From db5d11ffca548bd4893f9f04f5f55794e8fbbabe Mon Sep 17 00:00:00 2001
From: Hongming Wang <hongmingwangalt@gmail.com>
Date: Wed, 29 Apr 2026 22:04:57 -0700
Subject: [PATCH] ci: continuous synthetic E2E against staging (#2342)
MIME-Version: 1.0
Content-Type: text/plain; charset=UTF-8
Content-Transfer-Encoding: 8bit

Hard gate Tier 2 item 2 of 4. Cron-driven full-lifecycle E2E that
catches regressions visible only at runtime — schema drift,
deployment-pipeline gaps, vendor outages, env-var rotations,
DNS / CF / Railway side-effects.

Empirical motivation from today:
  - #2345 (A2A v0.2 silent drop) — passed unit tests, broke at JSON-RPC
    parse layer between sender + receiver. Visible only when a sender
    exercises the full path. Now-fixed by PR #2349, but a continuous
    E2E would have surfaced it within 20 min of the regression.
  - RFC #2312 chat upload — landed staging-branch but never reached
    staging tenants because publish-workspace-server-image was main-
    only. Caught by manual dogfooding hours after deploy. Same pattern.

Both classes are invisible to PR-time CI. The continuous gate fires
every 20 min against a real staging tenant and surfaces regressions
within minutes.

Cadence: cron `0,20,40 * * * *` (3x/hour). Offsets the existing
sweep-cf-orphans (:15) and sweep-cf-tunnels (:45) so the three ops
don't burst CF/AWS APIs at the same minute. Concurrency group
prevents overlapping runs if one hangs.

Cost: ~$0.50-1/day GHA + pennies of staging tenant lifecycle.
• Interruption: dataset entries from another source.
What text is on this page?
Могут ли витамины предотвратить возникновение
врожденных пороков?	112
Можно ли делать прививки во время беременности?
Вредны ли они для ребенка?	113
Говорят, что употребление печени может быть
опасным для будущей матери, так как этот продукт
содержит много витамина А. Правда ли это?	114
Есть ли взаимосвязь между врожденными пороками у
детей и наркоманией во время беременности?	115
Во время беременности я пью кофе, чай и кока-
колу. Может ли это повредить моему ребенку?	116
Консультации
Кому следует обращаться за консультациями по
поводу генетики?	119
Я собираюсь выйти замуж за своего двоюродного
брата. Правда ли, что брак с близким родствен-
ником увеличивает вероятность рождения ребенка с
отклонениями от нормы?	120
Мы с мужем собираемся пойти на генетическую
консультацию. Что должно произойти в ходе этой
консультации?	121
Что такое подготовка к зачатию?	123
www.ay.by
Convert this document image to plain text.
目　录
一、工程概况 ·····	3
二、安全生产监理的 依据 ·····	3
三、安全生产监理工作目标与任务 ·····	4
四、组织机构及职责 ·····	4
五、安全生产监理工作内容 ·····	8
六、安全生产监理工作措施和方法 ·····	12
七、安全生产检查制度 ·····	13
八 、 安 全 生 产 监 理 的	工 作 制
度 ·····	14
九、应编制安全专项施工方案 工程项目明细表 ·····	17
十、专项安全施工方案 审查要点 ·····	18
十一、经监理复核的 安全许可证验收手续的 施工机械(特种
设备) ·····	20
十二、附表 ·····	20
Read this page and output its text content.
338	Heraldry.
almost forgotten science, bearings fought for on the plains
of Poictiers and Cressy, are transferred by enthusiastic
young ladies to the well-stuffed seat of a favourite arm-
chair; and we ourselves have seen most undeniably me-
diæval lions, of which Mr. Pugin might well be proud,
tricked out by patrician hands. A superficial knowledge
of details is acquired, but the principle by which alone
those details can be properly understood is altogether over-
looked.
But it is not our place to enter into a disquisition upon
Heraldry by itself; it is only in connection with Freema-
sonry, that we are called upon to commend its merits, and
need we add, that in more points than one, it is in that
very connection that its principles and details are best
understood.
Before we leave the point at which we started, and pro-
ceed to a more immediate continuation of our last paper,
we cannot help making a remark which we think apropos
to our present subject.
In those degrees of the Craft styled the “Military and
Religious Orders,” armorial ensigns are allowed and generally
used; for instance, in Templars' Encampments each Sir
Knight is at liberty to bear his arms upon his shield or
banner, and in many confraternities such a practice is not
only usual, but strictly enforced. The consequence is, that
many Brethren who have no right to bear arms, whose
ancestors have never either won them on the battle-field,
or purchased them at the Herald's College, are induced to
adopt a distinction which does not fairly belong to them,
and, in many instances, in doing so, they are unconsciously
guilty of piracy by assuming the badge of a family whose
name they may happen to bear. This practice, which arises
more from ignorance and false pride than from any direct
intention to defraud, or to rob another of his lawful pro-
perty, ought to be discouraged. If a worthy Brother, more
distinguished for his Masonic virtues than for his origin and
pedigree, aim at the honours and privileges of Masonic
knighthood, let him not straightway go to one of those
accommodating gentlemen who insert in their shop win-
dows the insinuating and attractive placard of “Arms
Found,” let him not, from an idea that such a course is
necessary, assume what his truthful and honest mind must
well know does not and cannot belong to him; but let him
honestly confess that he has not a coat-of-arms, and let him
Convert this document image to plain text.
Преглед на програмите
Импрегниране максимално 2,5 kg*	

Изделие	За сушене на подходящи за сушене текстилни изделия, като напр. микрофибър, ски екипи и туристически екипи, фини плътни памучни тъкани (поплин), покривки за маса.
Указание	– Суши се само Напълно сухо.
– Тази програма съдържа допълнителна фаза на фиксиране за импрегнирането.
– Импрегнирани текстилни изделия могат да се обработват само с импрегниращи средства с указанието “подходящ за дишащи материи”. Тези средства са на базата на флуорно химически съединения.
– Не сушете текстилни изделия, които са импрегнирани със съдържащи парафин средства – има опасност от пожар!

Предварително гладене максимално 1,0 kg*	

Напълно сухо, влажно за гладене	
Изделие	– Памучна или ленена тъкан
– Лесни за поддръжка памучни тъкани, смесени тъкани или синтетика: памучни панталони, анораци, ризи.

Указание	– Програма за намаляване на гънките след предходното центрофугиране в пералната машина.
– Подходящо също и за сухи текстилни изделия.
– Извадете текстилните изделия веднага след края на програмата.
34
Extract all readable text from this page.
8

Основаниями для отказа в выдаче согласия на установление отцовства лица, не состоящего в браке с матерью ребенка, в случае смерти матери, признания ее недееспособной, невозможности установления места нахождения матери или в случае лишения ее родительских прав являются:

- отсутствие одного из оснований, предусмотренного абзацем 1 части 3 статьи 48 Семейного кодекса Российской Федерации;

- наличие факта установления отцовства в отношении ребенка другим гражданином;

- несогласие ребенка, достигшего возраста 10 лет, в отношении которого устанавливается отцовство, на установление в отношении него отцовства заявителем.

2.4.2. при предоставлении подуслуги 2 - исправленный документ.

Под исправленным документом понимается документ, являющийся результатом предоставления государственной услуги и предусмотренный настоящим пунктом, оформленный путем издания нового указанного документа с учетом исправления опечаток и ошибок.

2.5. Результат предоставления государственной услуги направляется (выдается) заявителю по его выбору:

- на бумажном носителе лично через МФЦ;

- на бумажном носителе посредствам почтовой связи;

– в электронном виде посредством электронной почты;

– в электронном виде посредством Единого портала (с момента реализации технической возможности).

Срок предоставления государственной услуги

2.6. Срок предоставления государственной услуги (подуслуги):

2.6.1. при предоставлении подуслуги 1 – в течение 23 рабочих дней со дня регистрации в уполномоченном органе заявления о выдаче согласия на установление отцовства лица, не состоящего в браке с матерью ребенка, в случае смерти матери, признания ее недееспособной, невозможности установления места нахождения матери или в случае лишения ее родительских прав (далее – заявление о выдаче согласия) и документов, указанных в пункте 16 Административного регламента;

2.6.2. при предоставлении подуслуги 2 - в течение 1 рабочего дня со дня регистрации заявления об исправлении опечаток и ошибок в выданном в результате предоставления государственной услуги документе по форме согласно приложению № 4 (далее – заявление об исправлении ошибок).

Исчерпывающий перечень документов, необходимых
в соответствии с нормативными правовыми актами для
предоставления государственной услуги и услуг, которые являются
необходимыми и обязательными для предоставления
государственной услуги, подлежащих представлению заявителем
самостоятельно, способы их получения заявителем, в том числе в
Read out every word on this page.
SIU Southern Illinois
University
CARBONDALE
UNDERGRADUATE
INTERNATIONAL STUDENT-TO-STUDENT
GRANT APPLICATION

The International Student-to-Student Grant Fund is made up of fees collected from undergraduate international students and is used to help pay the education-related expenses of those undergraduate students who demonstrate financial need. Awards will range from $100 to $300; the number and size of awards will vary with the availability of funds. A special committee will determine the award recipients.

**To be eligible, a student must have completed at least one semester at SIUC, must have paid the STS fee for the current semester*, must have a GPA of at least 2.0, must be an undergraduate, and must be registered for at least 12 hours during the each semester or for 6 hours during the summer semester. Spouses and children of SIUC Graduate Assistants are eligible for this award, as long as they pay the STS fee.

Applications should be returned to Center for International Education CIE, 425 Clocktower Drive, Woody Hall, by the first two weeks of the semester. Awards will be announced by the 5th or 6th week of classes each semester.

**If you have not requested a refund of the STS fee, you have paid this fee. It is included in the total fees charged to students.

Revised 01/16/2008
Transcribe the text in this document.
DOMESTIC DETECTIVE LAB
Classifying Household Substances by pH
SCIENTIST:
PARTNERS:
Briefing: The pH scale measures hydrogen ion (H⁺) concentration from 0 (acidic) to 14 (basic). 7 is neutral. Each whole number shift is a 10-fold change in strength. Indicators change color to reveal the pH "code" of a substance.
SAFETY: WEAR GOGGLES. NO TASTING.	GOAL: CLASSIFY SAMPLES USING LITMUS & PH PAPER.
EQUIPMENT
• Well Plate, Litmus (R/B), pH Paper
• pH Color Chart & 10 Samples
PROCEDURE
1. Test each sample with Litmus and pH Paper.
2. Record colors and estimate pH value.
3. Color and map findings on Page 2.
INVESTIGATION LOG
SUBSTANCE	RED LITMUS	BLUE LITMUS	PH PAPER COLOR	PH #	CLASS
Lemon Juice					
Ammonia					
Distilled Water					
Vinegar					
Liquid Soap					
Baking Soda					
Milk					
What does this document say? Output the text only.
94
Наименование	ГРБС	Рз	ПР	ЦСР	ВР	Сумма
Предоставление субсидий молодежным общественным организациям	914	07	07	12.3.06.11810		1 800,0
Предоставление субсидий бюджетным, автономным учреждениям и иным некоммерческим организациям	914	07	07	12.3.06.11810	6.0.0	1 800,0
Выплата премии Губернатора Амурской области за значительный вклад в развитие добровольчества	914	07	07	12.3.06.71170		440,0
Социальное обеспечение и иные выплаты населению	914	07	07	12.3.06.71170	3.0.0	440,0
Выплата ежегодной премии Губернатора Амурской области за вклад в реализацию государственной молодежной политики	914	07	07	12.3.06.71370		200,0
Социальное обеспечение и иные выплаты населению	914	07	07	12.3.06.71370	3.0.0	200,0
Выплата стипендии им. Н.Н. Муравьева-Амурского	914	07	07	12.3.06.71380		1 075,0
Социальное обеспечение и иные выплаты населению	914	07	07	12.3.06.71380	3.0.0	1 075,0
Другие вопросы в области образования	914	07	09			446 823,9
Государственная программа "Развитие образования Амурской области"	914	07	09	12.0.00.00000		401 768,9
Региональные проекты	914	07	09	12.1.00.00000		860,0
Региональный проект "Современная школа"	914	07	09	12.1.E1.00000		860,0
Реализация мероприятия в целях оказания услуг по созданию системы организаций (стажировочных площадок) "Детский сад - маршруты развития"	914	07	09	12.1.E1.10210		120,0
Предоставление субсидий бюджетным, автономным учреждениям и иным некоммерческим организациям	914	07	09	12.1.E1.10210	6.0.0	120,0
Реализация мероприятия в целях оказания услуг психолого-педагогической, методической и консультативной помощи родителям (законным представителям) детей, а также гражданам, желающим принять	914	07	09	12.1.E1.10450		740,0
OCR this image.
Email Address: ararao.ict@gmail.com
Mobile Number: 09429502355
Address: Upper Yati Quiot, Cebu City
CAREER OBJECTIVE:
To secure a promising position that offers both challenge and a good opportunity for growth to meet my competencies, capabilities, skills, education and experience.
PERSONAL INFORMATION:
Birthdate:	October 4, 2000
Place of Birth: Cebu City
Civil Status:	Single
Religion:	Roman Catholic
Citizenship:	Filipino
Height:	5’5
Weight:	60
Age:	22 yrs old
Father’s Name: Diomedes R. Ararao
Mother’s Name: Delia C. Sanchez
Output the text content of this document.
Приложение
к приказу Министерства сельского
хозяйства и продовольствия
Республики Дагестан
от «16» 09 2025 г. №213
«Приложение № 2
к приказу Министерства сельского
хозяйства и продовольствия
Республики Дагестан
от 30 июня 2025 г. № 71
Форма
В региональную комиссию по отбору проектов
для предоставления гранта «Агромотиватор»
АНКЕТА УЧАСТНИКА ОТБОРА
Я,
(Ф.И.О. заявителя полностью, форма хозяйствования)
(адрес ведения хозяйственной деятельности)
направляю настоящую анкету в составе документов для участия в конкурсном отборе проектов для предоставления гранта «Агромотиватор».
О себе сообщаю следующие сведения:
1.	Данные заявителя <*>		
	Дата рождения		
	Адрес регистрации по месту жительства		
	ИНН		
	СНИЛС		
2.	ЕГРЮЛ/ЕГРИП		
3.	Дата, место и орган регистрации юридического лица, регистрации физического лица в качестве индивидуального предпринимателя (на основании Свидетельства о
Reuses existing tests/e2e/test_staging_full_saas.sh — no new harness
to maintain. Bounded at 10 min wall-clock (vs 15 min default) so
stuck runs fail fast rather than holding up the next firing.
Defaults to E2E_RUNTIME=langgraph (fastest cold start; the regression
classes this gate catches don't need hermes-specific paths). Operators
can dispatch with runtime=hermes when they want SDK-native coverage.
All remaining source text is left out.